One sign that Brandon Plattner had landed in a new place came during his first week at Guelph in early 2011. Well, two signs – both down in the post-mortem room in U of G’s Pathobiology/Animal Health Laboratory (AHL) Building.
“I realized there was both a polar bear and a moose at the same time. Wow, we’re not in Kansas anymore,” says the pathobiology professor.
He hadn’t encountered either creature in his Midwest home state. Dairy cattle were more common in the northeast corner of Kansas where Plattner grew up on a hobby farm, just across the border from Nebraska.
By his mid-teens, he’d already milked plenty of those cattle, mostly on an uncle’s farm. For payment, his uncle gave him a calf, and then another one, and then another. By high school, Plattner had amassed his own herd of about 10 Holstein crosses and had plans to become a dairy farmer. “My favourite animal to work on was cattle.”
His father talked him out of that plan. Too expensive, said Dad.
Instead, Brandon raised his cows for a different purpose. When he sold them, he says, “They helped fund my veterinary education.”
Plattner finished veterinary school at Kansas State University in 2002. He worked in a mixed practice back home before deciding to pursue a residency and grad studies in anatomic pathology at Iowa State University.
It was there that he got interested in Johne’s disease, a chronic wasting ailment in cattle, sheep and other ruminants. The bacterial infection affects herds all over the world and costs millions of dollars in treatment and loss of milk and animals.
The disease causes inflammation of the intestinal tract, leading to severe weight loss and diarrhea, as well as reduced milk production.
It’s hard to detect in calves and may take two to five years to show up. Some animals probably clear the infection, he says, but many do not. There is no cure.
“The missing link has been the ability to recognize what’s happening in the first few years,” he says.
Plattner is particularly interested in animals’ immune response. At Iowa State, his adviser, Jesse Hostetter, had developed a model for immunity studies.
Now at Guelph, Plattner is still looking at why certain animals succumb to the infection and how the disease progresses in different animals. Ideally, he says, researchers would develop a handy diagnostic test to help farmers and practitioners pinpoint the disease earlier.
After finishing his PhD in 2010, he had spotted an opening at the University of Guelph.
“I didn’t know where Guelph was. What’s Guelph?” he says.
Only the oldest veterinary school in North America, he soon learned. There were other drawing cards – although many of those became apparent only after he’d nearly talked himself out of coming at all.
He had spent the flight here scrawling pros and cons on a notepad. The list weighed heavily against moving to Canada. “By the time the flight landed in Toronto, I had four pages of reasons.”

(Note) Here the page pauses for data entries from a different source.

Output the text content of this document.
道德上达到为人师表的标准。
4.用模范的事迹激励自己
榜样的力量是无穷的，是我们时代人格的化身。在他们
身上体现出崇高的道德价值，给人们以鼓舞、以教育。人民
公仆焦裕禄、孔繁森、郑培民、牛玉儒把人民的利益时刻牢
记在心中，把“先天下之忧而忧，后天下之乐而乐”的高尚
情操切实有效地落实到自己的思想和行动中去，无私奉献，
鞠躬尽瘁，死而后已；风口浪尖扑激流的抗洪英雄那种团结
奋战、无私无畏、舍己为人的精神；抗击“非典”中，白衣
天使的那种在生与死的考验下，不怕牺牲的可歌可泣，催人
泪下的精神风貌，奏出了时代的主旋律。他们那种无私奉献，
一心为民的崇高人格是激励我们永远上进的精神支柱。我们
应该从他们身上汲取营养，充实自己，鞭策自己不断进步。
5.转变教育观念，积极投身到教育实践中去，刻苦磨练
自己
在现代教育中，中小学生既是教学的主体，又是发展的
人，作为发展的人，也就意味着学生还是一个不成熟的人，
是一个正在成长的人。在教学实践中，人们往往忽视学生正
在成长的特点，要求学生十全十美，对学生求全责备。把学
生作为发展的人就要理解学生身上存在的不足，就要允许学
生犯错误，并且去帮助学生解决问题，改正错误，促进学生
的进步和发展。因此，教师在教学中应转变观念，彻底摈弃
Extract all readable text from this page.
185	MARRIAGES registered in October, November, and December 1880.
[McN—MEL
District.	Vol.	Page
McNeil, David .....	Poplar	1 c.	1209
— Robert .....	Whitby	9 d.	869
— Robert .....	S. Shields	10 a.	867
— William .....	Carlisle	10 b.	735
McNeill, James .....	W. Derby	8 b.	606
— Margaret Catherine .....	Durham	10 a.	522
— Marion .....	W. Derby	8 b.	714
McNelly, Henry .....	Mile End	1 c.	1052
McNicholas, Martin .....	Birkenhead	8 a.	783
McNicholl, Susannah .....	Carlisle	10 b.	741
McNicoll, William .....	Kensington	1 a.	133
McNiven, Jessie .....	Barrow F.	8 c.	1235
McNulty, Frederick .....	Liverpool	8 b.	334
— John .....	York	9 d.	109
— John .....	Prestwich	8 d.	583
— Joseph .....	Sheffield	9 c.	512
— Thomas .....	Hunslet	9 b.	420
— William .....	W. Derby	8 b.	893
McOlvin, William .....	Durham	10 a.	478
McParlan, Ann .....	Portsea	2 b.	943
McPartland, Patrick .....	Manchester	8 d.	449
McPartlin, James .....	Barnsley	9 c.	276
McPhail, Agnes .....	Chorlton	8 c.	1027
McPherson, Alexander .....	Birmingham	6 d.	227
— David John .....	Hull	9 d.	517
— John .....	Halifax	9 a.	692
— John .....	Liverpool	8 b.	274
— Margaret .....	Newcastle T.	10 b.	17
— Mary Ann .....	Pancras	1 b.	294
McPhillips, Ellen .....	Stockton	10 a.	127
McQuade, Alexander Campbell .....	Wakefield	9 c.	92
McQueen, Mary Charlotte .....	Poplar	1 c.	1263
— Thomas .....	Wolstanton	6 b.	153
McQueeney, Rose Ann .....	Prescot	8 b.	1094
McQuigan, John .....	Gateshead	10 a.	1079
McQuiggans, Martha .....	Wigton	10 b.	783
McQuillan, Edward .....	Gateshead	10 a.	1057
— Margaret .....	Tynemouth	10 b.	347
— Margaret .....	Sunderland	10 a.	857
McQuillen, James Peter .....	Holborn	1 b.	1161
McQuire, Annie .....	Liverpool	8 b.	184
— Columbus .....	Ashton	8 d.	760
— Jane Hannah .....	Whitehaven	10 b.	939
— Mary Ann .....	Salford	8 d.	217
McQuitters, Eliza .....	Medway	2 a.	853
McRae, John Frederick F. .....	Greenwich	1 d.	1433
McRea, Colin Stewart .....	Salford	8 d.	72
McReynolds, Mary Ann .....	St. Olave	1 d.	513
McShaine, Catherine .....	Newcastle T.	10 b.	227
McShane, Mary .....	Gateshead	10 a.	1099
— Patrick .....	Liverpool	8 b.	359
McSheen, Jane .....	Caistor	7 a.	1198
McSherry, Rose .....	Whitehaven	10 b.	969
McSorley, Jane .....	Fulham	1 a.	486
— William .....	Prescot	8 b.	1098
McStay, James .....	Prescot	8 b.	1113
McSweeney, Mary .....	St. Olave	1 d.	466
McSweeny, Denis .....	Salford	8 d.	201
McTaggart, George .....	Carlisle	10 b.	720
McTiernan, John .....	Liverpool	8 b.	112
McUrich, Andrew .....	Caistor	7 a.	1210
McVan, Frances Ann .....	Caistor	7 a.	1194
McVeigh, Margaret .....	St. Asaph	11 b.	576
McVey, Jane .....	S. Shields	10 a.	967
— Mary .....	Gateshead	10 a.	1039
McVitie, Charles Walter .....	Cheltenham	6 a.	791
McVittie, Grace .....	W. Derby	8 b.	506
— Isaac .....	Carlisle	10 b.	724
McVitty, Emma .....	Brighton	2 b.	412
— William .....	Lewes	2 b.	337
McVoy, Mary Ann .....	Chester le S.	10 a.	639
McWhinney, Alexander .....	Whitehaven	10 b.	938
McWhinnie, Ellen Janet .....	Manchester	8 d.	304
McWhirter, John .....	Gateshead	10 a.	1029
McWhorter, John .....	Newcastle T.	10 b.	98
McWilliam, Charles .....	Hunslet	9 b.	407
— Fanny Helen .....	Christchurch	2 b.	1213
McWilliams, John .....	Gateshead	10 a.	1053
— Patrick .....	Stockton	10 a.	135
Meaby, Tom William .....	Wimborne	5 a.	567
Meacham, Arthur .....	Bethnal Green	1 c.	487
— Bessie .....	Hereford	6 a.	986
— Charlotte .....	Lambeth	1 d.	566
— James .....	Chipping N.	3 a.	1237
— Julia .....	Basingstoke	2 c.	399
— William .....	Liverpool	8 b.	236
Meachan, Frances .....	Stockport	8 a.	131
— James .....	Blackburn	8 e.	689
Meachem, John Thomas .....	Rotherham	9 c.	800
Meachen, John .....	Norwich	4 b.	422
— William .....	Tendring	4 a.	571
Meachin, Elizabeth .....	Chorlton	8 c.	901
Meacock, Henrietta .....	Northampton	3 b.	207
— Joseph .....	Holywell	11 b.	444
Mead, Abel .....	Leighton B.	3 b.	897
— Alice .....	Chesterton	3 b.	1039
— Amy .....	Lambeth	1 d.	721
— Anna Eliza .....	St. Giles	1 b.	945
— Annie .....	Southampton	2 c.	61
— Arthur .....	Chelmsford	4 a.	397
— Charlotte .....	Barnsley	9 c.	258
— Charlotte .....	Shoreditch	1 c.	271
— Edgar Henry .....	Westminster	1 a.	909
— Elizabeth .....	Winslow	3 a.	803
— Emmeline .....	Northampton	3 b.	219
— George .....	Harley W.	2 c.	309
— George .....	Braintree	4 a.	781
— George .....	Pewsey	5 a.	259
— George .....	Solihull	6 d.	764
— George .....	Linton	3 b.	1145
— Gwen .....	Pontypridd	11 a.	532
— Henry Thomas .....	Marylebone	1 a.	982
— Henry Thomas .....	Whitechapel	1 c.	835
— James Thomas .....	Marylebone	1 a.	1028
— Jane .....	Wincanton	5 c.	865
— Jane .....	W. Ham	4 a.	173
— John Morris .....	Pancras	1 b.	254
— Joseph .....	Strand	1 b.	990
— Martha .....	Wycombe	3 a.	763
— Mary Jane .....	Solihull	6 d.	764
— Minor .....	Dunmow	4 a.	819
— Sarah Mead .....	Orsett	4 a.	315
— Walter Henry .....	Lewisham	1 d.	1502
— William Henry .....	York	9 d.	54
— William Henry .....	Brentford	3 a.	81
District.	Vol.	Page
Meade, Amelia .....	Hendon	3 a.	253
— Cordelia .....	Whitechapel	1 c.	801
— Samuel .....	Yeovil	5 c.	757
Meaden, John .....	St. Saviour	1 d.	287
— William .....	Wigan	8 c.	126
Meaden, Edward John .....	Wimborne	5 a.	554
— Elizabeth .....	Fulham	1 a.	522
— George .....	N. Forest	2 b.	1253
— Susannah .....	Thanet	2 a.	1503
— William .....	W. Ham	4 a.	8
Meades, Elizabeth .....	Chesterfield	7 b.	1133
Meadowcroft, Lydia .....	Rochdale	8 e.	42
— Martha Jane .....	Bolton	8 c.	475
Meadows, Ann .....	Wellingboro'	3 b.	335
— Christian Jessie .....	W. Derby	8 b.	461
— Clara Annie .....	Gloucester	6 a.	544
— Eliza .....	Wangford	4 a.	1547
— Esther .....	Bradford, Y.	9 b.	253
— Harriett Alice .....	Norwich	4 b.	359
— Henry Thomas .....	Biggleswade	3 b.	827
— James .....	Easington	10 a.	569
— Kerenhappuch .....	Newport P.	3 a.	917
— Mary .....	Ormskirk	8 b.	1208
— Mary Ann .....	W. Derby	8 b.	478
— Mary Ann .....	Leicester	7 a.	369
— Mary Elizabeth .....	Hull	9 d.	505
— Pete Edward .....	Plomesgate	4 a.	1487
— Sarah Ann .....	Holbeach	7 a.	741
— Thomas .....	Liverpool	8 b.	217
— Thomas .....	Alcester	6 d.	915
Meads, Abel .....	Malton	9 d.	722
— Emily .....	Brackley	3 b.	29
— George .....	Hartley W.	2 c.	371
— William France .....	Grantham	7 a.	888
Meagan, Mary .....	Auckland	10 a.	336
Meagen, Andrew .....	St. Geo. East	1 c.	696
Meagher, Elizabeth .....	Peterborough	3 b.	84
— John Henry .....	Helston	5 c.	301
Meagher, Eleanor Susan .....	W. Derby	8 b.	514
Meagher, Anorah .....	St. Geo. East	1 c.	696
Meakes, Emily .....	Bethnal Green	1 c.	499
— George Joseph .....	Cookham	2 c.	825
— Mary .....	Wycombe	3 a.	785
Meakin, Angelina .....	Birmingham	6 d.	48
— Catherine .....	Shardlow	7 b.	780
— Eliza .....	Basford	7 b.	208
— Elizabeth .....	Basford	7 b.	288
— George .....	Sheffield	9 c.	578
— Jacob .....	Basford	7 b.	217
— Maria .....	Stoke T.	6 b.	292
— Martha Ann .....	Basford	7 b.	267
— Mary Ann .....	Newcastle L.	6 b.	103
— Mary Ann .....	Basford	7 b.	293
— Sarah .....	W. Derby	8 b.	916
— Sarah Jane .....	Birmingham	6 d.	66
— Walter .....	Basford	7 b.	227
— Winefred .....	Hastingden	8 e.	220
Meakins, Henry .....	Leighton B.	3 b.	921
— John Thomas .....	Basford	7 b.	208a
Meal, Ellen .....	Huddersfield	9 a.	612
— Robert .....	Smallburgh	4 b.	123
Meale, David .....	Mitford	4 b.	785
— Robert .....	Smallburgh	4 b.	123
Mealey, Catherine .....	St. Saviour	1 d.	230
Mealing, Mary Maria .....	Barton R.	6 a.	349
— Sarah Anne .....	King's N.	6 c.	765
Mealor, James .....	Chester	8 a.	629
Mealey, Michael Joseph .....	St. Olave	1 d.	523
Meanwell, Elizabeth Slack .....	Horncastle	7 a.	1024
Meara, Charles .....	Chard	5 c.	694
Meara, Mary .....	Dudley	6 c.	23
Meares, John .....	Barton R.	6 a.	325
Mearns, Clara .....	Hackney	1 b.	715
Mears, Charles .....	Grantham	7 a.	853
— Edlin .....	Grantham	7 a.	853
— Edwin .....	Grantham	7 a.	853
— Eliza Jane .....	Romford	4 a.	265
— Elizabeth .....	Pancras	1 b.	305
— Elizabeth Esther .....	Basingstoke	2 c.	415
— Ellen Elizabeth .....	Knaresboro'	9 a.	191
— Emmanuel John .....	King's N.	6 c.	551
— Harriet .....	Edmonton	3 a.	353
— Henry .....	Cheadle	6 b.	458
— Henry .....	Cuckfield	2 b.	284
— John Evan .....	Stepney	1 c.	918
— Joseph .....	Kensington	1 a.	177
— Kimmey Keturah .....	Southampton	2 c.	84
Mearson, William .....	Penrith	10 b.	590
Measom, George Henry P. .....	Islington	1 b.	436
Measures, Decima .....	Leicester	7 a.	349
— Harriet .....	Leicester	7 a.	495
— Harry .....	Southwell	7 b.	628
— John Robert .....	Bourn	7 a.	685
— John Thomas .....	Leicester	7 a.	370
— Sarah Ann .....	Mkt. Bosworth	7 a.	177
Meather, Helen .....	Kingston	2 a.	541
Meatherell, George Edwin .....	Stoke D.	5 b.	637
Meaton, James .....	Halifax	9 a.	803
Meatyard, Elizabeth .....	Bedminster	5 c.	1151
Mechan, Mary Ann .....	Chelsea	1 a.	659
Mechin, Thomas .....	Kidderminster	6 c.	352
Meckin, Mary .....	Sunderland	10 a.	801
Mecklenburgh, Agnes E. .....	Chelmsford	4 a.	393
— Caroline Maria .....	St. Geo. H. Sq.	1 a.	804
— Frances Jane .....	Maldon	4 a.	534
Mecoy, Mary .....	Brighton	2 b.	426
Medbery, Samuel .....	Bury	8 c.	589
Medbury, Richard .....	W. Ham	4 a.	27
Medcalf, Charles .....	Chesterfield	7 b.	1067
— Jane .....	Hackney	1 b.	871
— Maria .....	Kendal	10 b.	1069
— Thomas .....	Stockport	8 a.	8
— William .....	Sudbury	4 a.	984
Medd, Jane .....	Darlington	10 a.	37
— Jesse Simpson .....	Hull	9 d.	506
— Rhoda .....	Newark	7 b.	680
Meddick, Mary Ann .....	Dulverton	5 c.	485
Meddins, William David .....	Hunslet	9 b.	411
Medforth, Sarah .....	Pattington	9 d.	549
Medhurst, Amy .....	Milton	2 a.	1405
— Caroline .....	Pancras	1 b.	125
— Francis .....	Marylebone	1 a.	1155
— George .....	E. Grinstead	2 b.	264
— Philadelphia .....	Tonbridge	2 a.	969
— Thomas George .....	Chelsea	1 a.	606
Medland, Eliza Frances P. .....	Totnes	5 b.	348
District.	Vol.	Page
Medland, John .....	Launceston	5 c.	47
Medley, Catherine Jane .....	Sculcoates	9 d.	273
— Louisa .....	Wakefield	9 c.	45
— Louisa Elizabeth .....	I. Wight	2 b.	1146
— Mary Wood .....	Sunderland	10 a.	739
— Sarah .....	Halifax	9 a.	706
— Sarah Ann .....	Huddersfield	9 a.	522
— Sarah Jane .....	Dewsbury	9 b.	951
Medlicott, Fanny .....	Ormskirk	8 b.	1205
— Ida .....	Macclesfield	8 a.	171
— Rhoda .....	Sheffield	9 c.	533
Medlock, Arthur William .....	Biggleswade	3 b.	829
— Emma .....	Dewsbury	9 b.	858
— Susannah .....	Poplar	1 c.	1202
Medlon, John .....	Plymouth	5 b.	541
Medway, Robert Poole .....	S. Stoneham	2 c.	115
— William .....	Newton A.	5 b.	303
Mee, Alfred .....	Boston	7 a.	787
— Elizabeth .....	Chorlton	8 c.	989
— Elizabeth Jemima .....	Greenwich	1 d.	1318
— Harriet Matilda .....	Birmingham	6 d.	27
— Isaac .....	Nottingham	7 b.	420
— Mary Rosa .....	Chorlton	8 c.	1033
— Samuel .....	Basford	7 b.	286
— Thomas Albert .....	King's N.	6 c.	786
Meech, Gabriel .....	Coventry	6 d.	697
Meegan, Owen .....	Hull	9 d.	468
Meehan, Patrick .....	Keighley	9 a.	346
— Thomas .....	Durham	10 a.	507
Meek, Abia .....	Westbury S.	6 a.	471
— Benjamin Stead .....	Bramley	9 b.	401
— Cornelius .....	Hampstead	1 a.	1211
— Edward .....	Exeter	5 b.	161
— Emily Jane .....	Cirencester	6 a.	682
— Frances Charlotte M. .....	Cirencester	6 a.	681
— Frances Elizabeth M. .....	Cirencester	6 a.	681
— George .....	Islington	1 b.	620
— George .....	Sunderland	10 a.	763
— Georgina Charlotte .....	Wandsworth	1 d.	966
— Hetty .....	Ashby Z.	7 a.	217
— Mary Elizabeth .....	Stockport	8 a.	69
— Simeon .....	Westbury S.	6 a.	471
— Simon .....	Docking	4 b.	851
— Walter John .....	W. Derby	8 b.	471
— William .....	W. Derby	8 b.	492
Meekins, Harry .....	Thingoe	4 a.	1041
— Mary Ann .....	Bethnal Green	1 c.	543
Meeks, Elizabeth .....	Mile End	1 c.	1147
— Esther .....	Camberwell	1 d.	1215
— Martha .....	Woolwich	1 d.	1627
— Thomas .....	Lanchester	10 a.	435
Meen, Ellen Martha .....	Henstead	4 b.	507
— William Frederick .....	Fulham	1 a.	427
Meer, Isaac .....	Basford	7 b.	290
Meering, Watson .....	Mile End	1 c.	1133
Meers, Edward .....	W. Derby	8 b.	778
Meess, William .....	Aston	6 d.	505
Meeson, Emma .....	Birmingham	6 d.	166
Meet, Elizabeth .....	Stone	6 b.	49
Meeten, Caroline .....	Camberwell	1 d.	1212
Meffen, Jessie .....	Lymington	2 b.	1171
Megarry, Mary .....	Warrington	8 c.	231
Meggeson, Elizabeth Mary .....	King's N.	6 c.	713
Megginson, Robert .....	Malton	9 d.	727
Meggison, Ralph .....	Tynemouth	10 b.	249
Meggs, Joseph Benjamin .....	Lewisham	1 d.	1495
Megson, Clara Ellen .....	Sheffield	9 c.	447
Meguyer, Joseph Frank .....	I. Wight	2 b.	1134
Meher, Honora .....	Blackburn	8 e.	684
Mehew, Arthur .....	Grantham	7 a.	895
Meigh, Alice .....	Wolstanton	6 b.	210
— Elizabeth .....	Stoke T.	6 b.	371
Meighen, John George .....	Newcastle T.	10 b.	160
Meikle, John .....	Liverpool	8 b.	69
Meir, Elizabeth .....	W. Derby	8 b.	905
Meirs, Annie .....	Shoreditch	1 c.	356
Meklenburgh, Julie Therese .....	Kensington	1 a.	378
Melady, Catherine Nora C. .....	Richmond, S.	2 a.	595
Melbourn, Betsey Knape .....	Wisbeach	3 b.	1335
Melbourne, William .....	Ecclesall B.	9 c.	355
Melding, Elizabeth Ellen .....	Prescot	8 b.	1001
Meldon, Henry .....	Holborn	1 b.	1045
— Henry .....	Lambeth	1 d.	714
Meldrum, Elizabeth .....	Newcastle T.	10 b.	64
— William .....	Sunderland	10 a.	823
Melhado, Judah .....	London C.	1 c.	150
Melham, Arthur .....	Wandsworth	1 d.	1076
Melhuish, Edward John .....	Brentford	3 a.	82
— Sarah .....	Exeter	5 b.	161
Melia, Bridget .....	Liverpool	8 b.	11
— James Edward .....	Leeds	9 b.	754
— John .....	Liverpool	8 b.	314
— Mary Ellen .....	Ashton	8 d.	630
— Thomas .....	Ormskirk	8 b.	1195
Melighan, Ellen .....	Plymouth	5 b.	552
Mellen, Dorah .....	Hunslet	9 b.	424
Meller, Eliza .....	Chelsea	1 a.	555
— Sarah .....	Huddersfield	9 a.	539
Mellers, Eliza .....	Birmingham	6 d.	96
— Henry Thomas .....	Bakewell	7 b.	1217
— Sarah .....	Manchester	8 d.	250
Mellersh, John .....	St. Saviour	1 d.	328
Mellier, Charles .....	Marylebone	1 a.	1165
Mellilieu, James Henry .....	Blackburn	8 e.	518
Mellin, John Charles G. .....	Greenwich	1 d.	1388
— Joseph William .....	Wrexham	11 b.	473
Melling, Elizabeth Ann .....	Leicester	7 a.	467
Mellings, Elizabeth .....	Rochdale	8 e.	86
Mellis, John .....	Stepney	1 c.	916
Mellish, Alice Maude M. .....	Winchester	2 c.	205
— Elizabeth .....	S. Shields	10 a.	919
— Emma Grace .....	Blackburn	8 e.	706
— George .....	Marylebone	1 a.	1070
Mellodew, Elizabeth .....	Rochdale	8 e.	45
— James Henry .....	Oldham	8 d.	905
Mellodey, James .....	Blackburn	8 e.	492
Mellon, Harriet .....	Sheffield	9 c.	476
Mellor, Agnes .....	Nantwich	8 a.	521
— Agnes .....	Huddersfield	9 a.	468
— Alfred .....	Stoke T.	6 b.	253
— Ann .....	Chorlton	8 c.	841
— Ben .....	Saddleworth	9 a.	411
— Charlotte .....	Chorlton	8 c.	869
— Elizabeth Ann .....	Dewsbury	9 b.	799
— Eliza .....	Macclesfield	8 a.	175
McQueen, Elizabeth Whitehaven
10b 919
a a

One key reason involved family – not just his own but that of his wife, Rhoda. For both sides, all of their family members lived within about 20 miles of each other around two small towns north of Topeka, including Bern – population: about 250. “Guelph is the biggest city I’ve ever lived in.”
Once on campus, he found plenty of things to fill out the other side of his list. A key draw was that new Pathobiology/AHL Building, which would open later that year. The 126,000-square-foot building serves as a hub for investigating disease and solving animal and public health problems.
About one-third of its space is devoted to the AHL, which provides diagnostic services for veterinarians and various clients as part of the Ontario Animal Health Surveillance Network with the Ontario Ministry of Agriculture and Food.
From his third-floor office, Plattner heads downstairs often to teach in the post-mortem room and at the microscope. He spends about half of his time teaching veterinary and grad students looking to sharpen their skills in surgical pathology and diagnostics.
Those students get a good look at animals arriving for post-mortem exams, including routine and not-so-routine cases.
Beyond moose and polar bears, that involves other wildlife and birds. It also includes small animals from the Ontario Veterinary College (OVC) Health Sciences Centre, and food animals sent from farms and field service veterinarians. “Every day I see something I never saw before.”
With OVC serving as a referral centre, he adds, “We tend to get the less common things.”
On the research side, he has connected with dairy researchers in both OVC and the Ontario Agricultural College, including Profs. Todd Duffield and David Kelton, Population Medicine; and Prof. Niel Karrow, Animal and Poultry Science. He’s also found common ground with Prof. Lucy Mutharia, Molecular and Cellular Biology, who has long studied Johne’s disease.
Plattner now lives in Guelph with Rhoda and their three children: Mason, 8, Mischa, 5, and Malia, 3.